Score live production traces, catch regressions and improvements as they happen, and feed production data into the test suite that makes your next deploy stronger.
Pydantic Logfire now supports online evals. Attach evaluators to any function or agent, sample as much or as little of your traffic as you want, and review results in the Logfire UI as they accumulate. The same Evaluator classes you already use when evaluating datasets offline during development work here, with the same rubric and code, now scoring production.
In this post, we'll cover why online evals matter, what you can do with them today, where they fit alongside the rest of your eval workflow, and what the Logfire UI looks like when you've wired everything up.
Where online evals fit
Offline evals and online evals do different jobs in the development cycle, and you want both.
Offline evals give you fast feedback while you're developing. Run your Evaluator classes against curated datasets, see how a prompt change or a model swap moves the numbers, and iterate before anything ships. You're testing hypotheses about what will and won't work.
Online evals tell you how your agent is actually performing once it's live: hallucination rate, tool-use accuracy, response quality, all the same metrics you tracked offline, but on real production traffic. Every production call, or a sampled subset, gets scored automatically as part of the same pipeline that captures your traces. When your hallucination rate creeps up after a model upgrade, tool-use accuracy improves after a prompt change, or your average response score regresses on a particular query type, you see it in the production data. Online evals provide continuous, automated scoring of your live agent on the inputs your users actually send.
What online evals do
Online evals turn production traffic into something measurable. Here are three things you can do today.
Score every production trace, automatically. Every call, or a sampled subset, runs against the evaluators you attach. A cheap heuristic can run on every request; an expensive LLM judge can run on one percent. You define what gets checked and how often. Know if your agent is hallucinating, whether it's costing twice as much as it used to, or whether your users are getting worse answers after deploy.
Define your own judges. Hallucination, tool-use correctness, citation accuracy, tone, refusal handling, whatever your domain demands. The evaluators you write return whatever shape makes sense (pass/fail, a numeric score, a category, or a mapping of named results), and the Logfire UI adapts to display each one usefully over time.
Build the dataset for your next experiment. Every score is anchored to the trace that produced it, so a regression is one click from the prompt, the tool calls, and the response. From there, the trace can do two jobs in your offline test suite. It can be an example of how your agent should have behaved differently, or it can be an example of where the judge itself got it wrong. The first improves your agent; the second improves your evaluators. Either way, your offline test suite gets stronger with every production case you save into it.
Built on Pydantic Evals and OpenTelemetry
Online evals use the same Evaluator classes you already write for Pydantic Evals. The rubric you use offline scores production too, from one place in your code. And because eval results emit as OpenTelemetry events, the data flows over the same pipeline as the rest of your traces.
What's in the Logfire UI today
The Evals: Live Monitoring page lists every target you've wired up, each function or agent, with sparklines and summaries for every evaluator attached to it.

Drill into a target to see trend lines per evaluator and recent events you can filter and sort.

This is where the integration with the rest of Logfire pays off. A regression detected by an online evaluator is never an isolated number; it's inherently tied to the traces that produced it. Combined with Logfire's SQL access and MCP server, your evaluation events are queryable like any other trace data. Connect an AI coding agent in your editor and ask: find the traces where the citation evaluator failed in the last hour, and show me the prompts that produced them. Your evals become a query surface, not just a dashboard.
Get started today
If you're already on Logfire, online evals are available in your account today. Results appear in the Live Monitoring page as soon as your application emits its first evaluation event. If you're new to Logfire, sign up for free. We'd love to hear what you build.
Frequently asked questions
What's the difference between online evals and offline evals?

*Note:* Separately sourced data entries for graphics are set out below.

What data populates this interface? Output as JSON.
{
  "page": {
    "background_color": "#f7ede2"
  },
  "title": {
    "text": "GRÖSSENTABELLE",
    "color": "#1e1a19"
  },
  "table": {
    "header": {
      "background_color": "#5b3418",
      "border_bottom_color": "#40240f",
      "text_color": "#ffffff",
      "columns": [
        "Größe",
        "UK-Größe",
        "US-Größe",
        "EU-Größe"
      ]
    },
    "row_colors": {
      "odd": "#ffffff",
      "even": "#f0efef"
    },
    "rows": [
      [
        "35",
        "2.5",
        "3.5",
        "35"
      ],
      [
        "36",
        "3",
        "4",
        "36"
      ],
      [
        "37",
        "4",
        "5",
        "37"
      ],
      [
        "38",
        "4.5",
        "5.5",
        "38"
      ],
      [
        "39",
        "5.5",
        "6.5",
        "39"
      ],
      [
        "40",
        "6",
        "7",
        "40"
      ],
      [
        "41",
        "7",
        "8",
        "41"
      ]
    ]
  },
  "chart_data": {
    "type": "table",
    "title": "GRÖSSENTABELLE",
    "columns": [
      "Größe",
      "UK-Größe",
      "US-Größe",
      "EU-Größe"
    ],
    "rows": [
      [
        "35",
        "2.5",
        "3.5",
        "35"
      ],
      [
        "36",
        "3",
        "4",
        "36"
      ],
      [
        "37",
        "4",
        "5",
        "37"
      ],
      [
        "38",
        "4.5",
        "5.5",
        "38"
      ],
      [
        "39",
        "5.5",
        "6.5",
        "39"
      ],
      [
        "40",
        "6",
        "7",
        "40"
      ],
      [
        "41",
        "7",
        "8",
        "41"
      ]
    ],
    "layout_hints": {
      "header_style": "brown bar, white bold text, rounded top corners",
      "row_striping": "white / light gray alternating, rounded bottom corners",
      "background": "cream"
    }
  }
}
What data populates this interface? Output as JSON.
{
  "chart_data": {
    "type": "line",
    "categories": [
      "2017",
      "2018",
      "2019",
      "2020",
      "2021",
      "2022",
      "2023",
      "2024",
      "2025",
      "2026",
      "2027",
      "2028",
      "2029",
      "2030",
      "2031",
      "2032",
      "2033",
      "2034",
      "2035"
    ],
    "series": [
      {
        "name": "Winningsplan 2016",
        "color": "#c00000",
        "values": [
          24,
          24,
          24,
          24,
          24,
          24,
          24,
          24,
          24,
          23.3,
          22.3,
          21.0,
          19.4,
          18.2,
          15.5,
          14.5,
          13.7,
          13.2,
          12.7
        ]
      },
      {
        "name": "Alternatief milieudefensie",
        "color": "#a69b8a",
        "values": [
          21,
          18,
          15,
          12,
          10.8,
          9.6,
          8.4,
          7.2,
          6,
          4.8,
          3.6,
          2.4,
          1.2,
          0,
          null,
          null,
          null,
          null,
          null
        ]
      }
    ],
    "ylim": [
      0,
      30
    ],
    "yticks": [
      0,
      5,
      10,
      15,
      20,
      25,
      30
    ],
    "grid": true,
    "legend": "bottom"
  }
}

Offline evals run a curated dataset through your AI system during development while you iterate on prompts, models, or tools. Online evals run on live production traffic, automatically scoring real calls against the same evaluators. Most teams want both: offline for fast feedback while developing changes, online for monitoring once shipped.
When should I choose online evals over offline evals?
Use online evals when you want to monitor how your AI is performing on real user inputs in production. They're how you catch quality drift after a deploy and how you spot regressions in hallucination rate, tool-use accuracy, or response quality on real traffic.
Do online evals replace human review?
No. Online evals automate the scoring step so human reviewers can focus on the cases that matter: low-scoring traces, edge cases, ambiguous outputs. Human review of those cases produces two kinds of useful data. First, examples of how the agent should have behaved differently: what the response should have said, which tool it should have called, what tone it should have used. Second, examples of where the automated judge got the score wrong, which is what teaches the judge to be more accurate over time. The richer the annotation, the more useful the example becomes.
What evaluators can I use?
Any Evaluator class from Pydantic Evals, including the built-in LLMJudge for natural-language rubrics and any custom evaluator you write. Common production checks: hallucination detection, citation accuracy, tool-use correctness, refusal handling, output format validation.